Create Makefile in v16/ to compile, link, and generate executable file linesmod. Annotate your code with comments to allow a C programmer understand how it works. Test and verify that your app works correctly.
We will build a dynamic library where compiled machine code (i.e., object code contained in .o files) can be deposited and made available to other programmers for use through linking. Creating dynamic, or shared, libraries is system dependent. The following is a straightforward way to do it in our Linux lab environment as a user of the system. This is contrast to creating dynamic libaries for system-wide use by all users which requires superuser/root privilege.
First, create a subdirectory v17/ under lab5/ and copy two files readinput.c and printoutput.c from Problem 2 of lab3 into v17/. Compile each source file in v17/ separately with the -c option and additional option -fPIC where PIC stands for "position independent code".
Second, create subdirectory v18/ and copy the object files from
v17/ into the directory. To generate a shared library named
lib2fileio.so in v18/ run
gcc -shared -o lib2fileio.so *.o
where for brevity the wildcard * is used for the two object files.
Third, use main11.c
from Problem 2, lab3, as driver code to
check that dynamic linking works correctly. To do so, create
object code main11.o from main11.c.
Then link main11.o with the
shared library
gcc -o main12.bin main11.o -L pathname-of-lib-directory -l 2fileio
The option "-L pathname-of-lib-directory" specifies the pathname of
the directory where you have placed archive lib2fileio.a so that gcc
can find it.
For example, "-L /homes/alice007/cs240/lab5/v18" instructs gcc to look
inside the directory "/homes/alice007/cs240/lab5/v18" for user alice007.
The option "-l my2fileio"
conveys to gcc that the library is called lib2fileio.a (the
prefix "lib" and suffix ".a" are omitted).

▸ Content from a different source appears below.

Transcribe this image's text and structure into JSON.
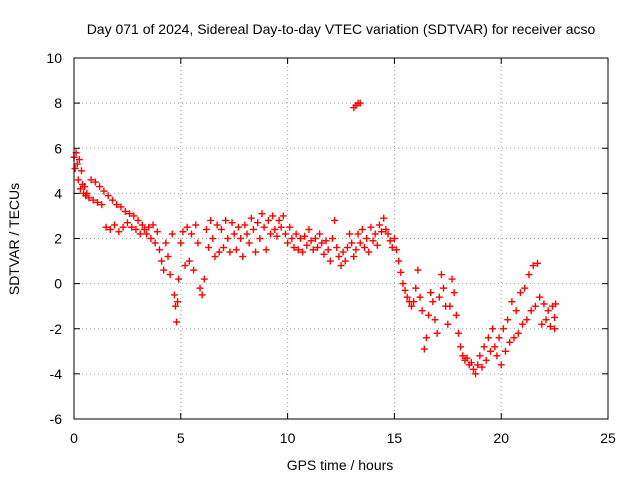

The archive should contain the two object files
readinput.o and printoutput.o.
Fourth, when you try to run main12.bin you may get an error
that indicates that the shared library
functions cannot be found by the loader. One way to specify where to find
lib2fileio.so is via the environment variable
LD_LIBRARY_PATH. Check using the command,
% echo $LD_LIBRARY_PATH
its value which lists the existing
paths. Unless you have already customized it, it is likely to be
undefined or empty. How you define LD_LIBRARY_PATH is dependent on
the shell you are running. In the case of tcsh, the following
setenv LD_LIBRARY_PATH pathname-of-lib-directory
does the trick where pathname-of-lib-directory is the full pathname of
the direcctory where your shared library is located.
For bash or Bourne shell (sh), the following will do
export LD_LIBRARY_PATH=pathname-of-lib-directory
Based on what shell you are using, configure LD_LIBRARY_PATH
accordingly so that the loader can find it. If all goes well,
when executing main12.bin it should be able to access your shared library
functions in lib2fileio.so dynamically.
Test and verify that your driver program object file, main11.o,
links correctly with your dynamic library, and the resultant executable
main12.bin loads and runs correctly.
The Bonus Problem is entirely optional. Bonus points count toward reaching 35% of the course grade contributed by lab assignments.
Electronic turn-in instructions:
We will use turnin to manage lab assignment submissions. In the parent directory of lab5, run the command
turnin -c cs240 -p lab5 lab5
You can verify/list your submission by running: turnin -c cs240 -p lab5 -v. Please double-check that you submitted what you intended to submit.